Polymorphic, yet functional.
People of Earth:
Of late, it has come to my attention that there is a major stumbling block on the road to fungo-taxonomic enlightenment. Fungi are extremely polymorphic. I don’t mean this in the sense that birders use it when they discuss the different colors of screech owls or even the behavior/plumage differences of different kinds of male Ruffs.
I mean polymorphism including wholesale deformity.
I mean bloodcurdling phenotype distortion that renders a mushroom nightmarish and nearly unrecognizabe.
And although these atypicalities are sometimes so dramatic that the mushroom is unidentifiable, it is a much more common truth that people are just bad at connecting the dots.

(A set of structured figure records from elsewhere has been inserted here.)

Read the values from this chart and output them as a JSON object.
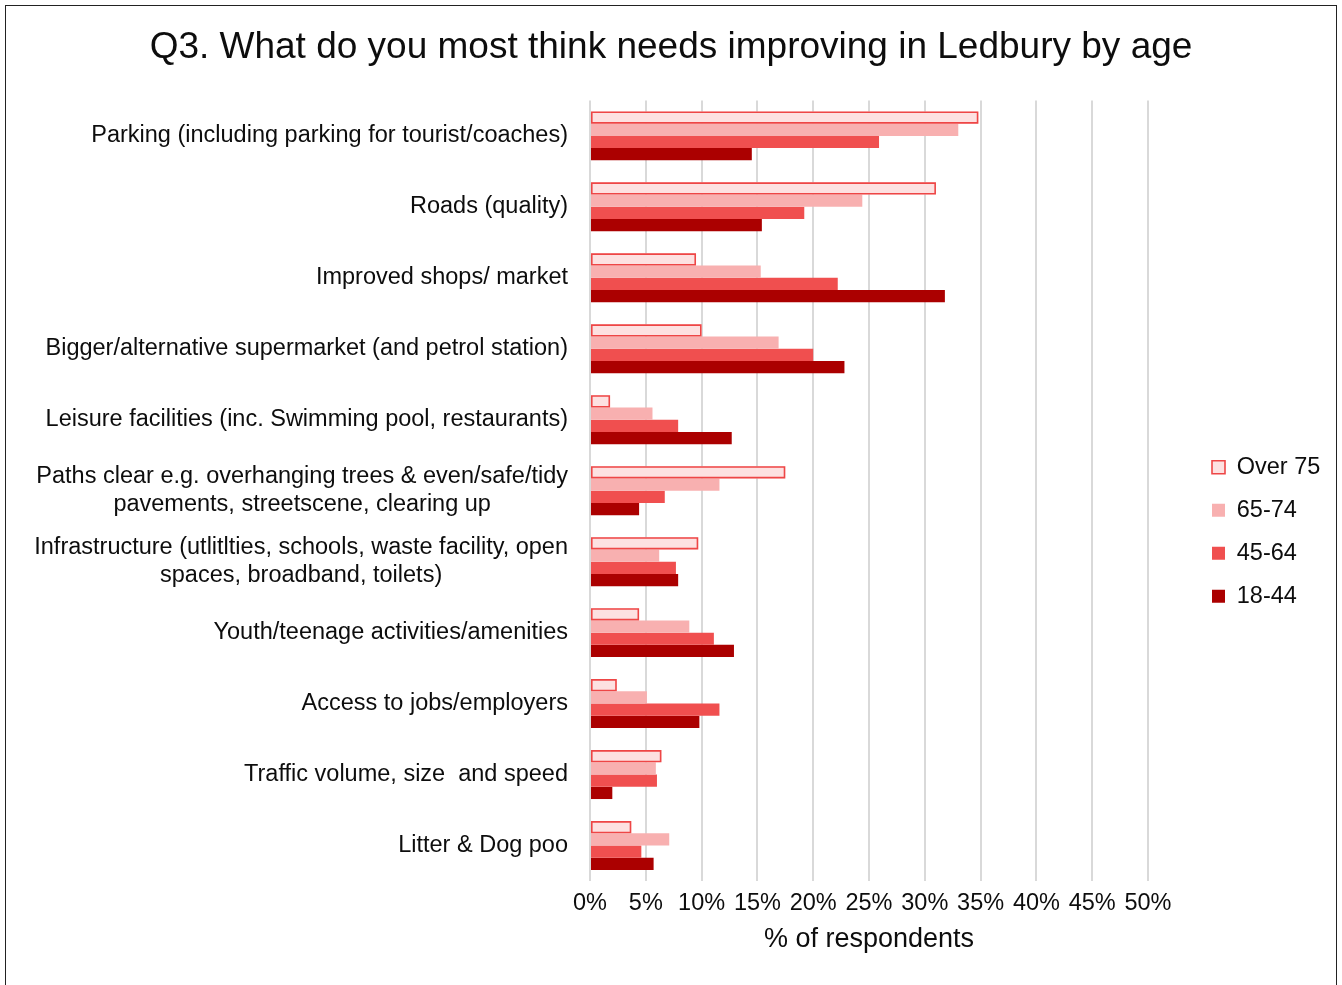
{
  "chart_data": {
    "type": "bar",
    "orientation": "horizontal",
    "title": "Q3. What do you most think needs improving in Ledbury by age",
    "xlabel": "% of respondents",
    "categories": [
      "Parking (including parking for tourist/coaches)",
      "Roads (quality)",
      "Improved shops/ market",
      "Bigger/alternative supermarket (and petrol station)",
      "Leisure facilities (inc. Swimming pool, restaurants)",
      "Paths clear e.g. overhanging trees & even/safe/tidy pavements, streetscene, clearing up",
      "Infrastructure (utlitlties, schools, waste facility, open spaces, broadband, toilets)",
      "Youth/teenage activities/amenities",
      "Access to jobs/employers",
      "Traffic volume, size  and speed",
      "Litter & Dog poo"
    ],
    "series": [
      {
        "name": "Over 75",
        "color": "#fde1e1",
        "values": [
          34.8,
          31.0,
          9.5,
          10.0,
          1.8,
          17.5,
          9.7,
          4.4,
          2.4,
          6.4,
          3.7
        ]
      },
      {
        "name": "65-74",
        "color": "#f8b0b0",
        "values": [
          33.0,
          24.4,
          15.3,
          16.9,
          5.6,
          11.6,
          6.2,
          8.9,
          5.1,
          5.9,
          7.1
        ]
      },
      {
        "name": "45-64",
        "color": "#f04f4f",
        "values": [
          25.9,
          19.2,
          22.2,
          20.0,
          7.9,
          6.7,
          7.7,
          11.1,
          11.6,
          6.0,
          4.6
        ]
      },
      {
        "name": "18-44",
        "color": "#ab0000",
        "values": [
          14.5,
          15.4,
          31.8,
          22.8,
          12.7,
          4.4,
          7.9,
          12.9,
          9.8,
          2.0,
          5.7
        ]
      }
    ],
    "xlim": [
      0,
      50
    ],
    "xticks": [
      {
        "value": 0,
        "label": "0%"
      },
      {
        "value": 5,
        "label": "5%"
      },
      {
        "value": 10,
        "label": "10%"
      },
      {
        "value": 15,
        "label": "15%"
      },
      {
        "value": 20,
        "label": "20%"
      },
      {
        "value": 25,
        "label": "25%"
      },
      {
        "value": 30,
        "label": "30%"
      },
      {
        "value": 35,
        "label": "35%"
      },
      {
        "value": 40,
        "label": "40%"
      },
      {
        "value": 45,
        "label": "45%"
      },
      {
        "value": 50,
        "label": "50%"
      }
    ],
    "grid": "x",
    "legend": "right"
  }
}
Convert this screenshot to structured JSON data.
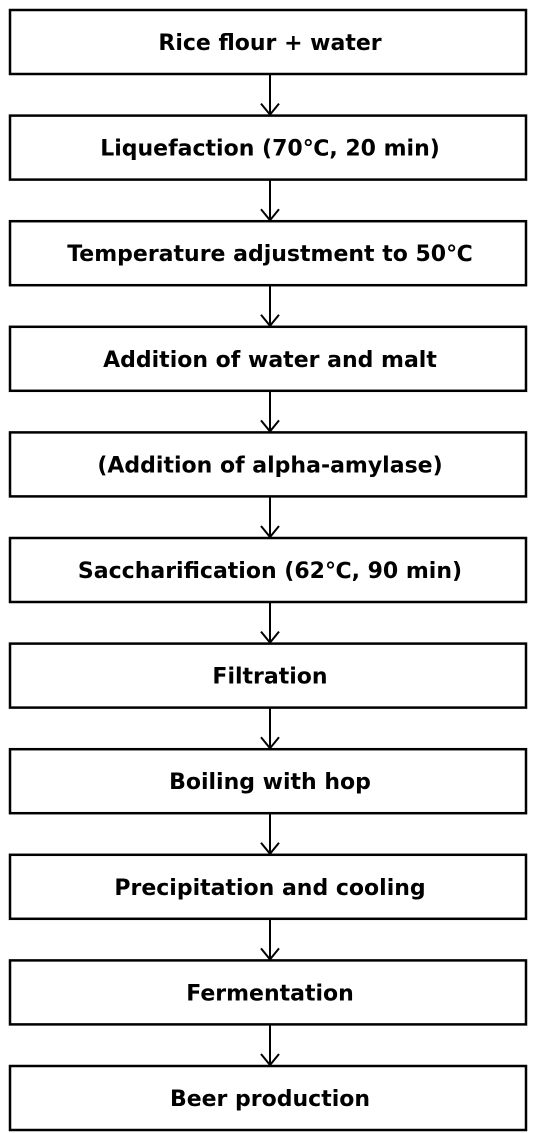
{
  "nodes": [
    {
      "label": "Rice flour + water"
    },
    {
      "label": "Liquefaction (70℃, 20 min)"
    },
    {
      "label": "Temperature adjustment to 50℃"
    },
    {
      "label": "Addition of water and malt"
    },
    {
      "label": "(Addition of alpha-amylase)"
    },
    {
      "label": "Saccharification (62℃, 90 min)"
    },
    {
      "label": "Filtration"
    },
    {
      "label": "Boiling with hop"
    },
    {
      "label": "Precipitation and cooling"
    },
    {
      "label": "Fermentation"
    },
    {
      "label": "Beer production"
    }
  ]
}
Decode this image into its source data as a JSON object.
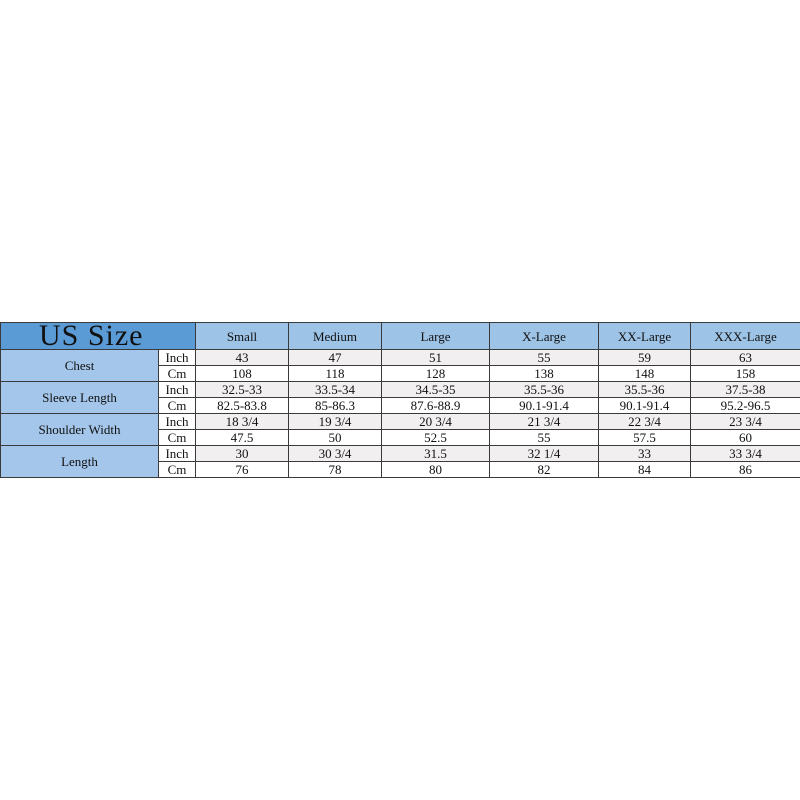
{
  "title": "US Size",
  "sizes": [
    "Small",
    "Medium",
    "Large",
    "X-Large",
    "XX-Large",
    "XXX-Large"
  ],
  "measurements": [
    {
      "label": "Chest",
      "rows": [
        {
          "unit": "Inch",
          "values": [
            "43",
            "47",
            "51",
            "55",
            "59",
            "63"
          ]
        },
        {
          "unit": "Cm",
          "values": [
            "108",
            "118",
            "128",
            "138",
            "148",
            "158"
          ]
        }
      ]
    },
    {
      "label": "Sleeve Length",
      "rows": [
        {
          "unit": "Inch",
          "values": [
            "32.5-33",
            "33.5-34",
            "34.5-35",
            "35.5-36",
            "35.5-36",
            "37.5-38"
          ]
        },
        {
          "unit": "Cm",
          "values": [
            "82.5-83.8",
            "85-86.3",
            "87.6-88.9",
            "90.1-91.4",
            "90.1-91.4",
            "95.2-96.5"
          ]
        }
      ]
    },
    {
      "label": "Shoulder Width",
      "rows": [
        {
          "unit": "Inch",
          "values": [
            "18 3/4",
            "19 3/4",
            "20 3/4",
            "21 3/4",
            "22 3/4",
            "23 3/4"
          ]
        },
        {
          "unit": "Cm",
          "values": [
            "47.5",
            "50",
            "52.5",
            "55",
            "57.5",
            "60"
          ]
        }
      ]
    },
    {
      "label": "Length",
      "rows": [
        {
          "unit": "Inch",
          "values": [
            "30",
            "30 3/4",
            "31.5",
            "32 1/4",
            "33",
            "33 3/4"
          ]
        },
        {
          "unit": "Cm",
          "values": [
            "76",
            "78",
            "80",
            "82",
            "84",
            "86"
          ]
        }
      ]
    }
  ],
  "colors": {
    "title_bg": "#5b9bd5",
    "header_bg": "#9dc3e6",
    "label_bg": "#a3c6ea",
    "stripe": "#f1efef"
  }
}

People are astonishingly-often unable to recognize that the fruitbody in front of them is atypical. Oftentimes this leads the hapless identifier to assign their find to a (sometimes wildly) different species, genus, family, or even phylum. In the words of Tucker: how embarassing.
Distortions are a widespread occurrence in the mushroom world. The problem (for those of you who aren’t familiar with fungi) lies in the fact that what we call mushrooms are simply sexual reproductive structures - spore production and release platforms: ephemeral, sacrificial. The main metabolic work of the fungus goes on underground in the fibers of the mycelium (which will likely remain undetectable to and deeply unparsable by human perception for many more decades ).
At least in my semi-informed personal mythology, the lack of investment in, and relaxed selective pressure on the fruitbodies has left them relatively free to vary.
And this plasticity of the only human-detectable artifact of a species (for those that even produce fruitbodies at all) continues to be a common snagging point for those attempting to progress on the road to taxon-lighentment.
Within one or two ventures in to the woods, you are nearly guaranteed to find a mushroom that is, for lack of a better phrase, f***ed up.
Sometimes this is pretty clearly due to parasitism, dryness, insect damage, etc.
But oftentimes, the mushroom is deformed in ways we don’t yet have a good explanation before. These abnormalities may be mutations (genetic), environmentally-induced, bacterial or viral.
For example, I don’t know what the problem was with this Gymnopus, but it didn’t really succeed at forming gills at all:
I can’t even bring myself to call these kinds of atypical growth phenomenal. I should, for example, start keeping a list of all the species of fungi that I have not seen exhibiting sunburnt colors, bugbit surfaces and/or fundamentally crooked-ass or otherwise mangled shapes.
It has come time to look the beast in the eye. To address the problem. To ferret out the root of confusion, the source of befuddlement.
I took the title of this post from Moore, Robson, and Trinci, who have more to say about this in their excellent 21st Century Guidebook to Fungi:
To put it succinctly: ”Fungi are very tolerant of developmental imprecision.” This is less the case in other macro-taxa. Plants are also quite plastic, but fertile surfaces don’t often undergo berserk proliferation to the point of deformity, as occurred in the chanterelle below:
And animals really rarely display the type of problems so often seen in mushrooms. Imagine a gull with four wings, or a katydid with branched legs. Such things would be unlikely to survive. Meanwhile, boletes like this inconceivable monstrosity have no problem accomplishing their evolutionary purpose:
The authors go on:
"The possibility has been discussed that fungal differentiation pathways exhibit what would be described as ‘fuzzy logic’ in cybernetic programming terms. Instead of viewing fungal cell differentiation as involving major (yes/no) ‘decisions’, which switch progress between alternative developmental pathways that lead inevitably to specific combinations of features, this idea suggests that the end point in fungal differentiation depends on the balance of a network of minor ‘approximations’. Fuzzy logic is an extension of conventional logic which can handle the concept of partial truth that is truth-values between ‘completely true’ and ‘completely false’. it is the logic of underlying modes of decision making that are approximate rather than exact, being able to handle uncertainty and vagueness, and has been applied to a wide variety of problems."
"Decision-making in the real world is characterised by the need to process incomplete, imprecise, vague, or uncertain information; the sort of information provided by error-prone sensors, inadequate feedback due to losses in transmission, excessive noise, etc."
I do not believe that mushrooms will save the world à la Stamets, but I do think they and their life histories may offer powerful and admirable metaphors to ponder as we construct our lives and the systems that are the context in which we lead them.
I invite you to re-read through the paragraph above in a different light, as if it were a New Year’s Resolution.
Consider viewing the many facets of our world in terms beyond ‘completely true’ and ‘completely false’… how you might arrange your brain to be better able to cope with uncertainty and vagueness… how you might learn to best deal with the information provided by error-prone sensors, inadequate feedback due to losses in transmission, excessive noise, and the like…
Maybe our society can grow into something better… an interlocking of desires… of people who are highly polymorphic, yet functional.
Peace be with you. (And also with you). Let us go now in peace, to love and to serve the soil and its inhabitants.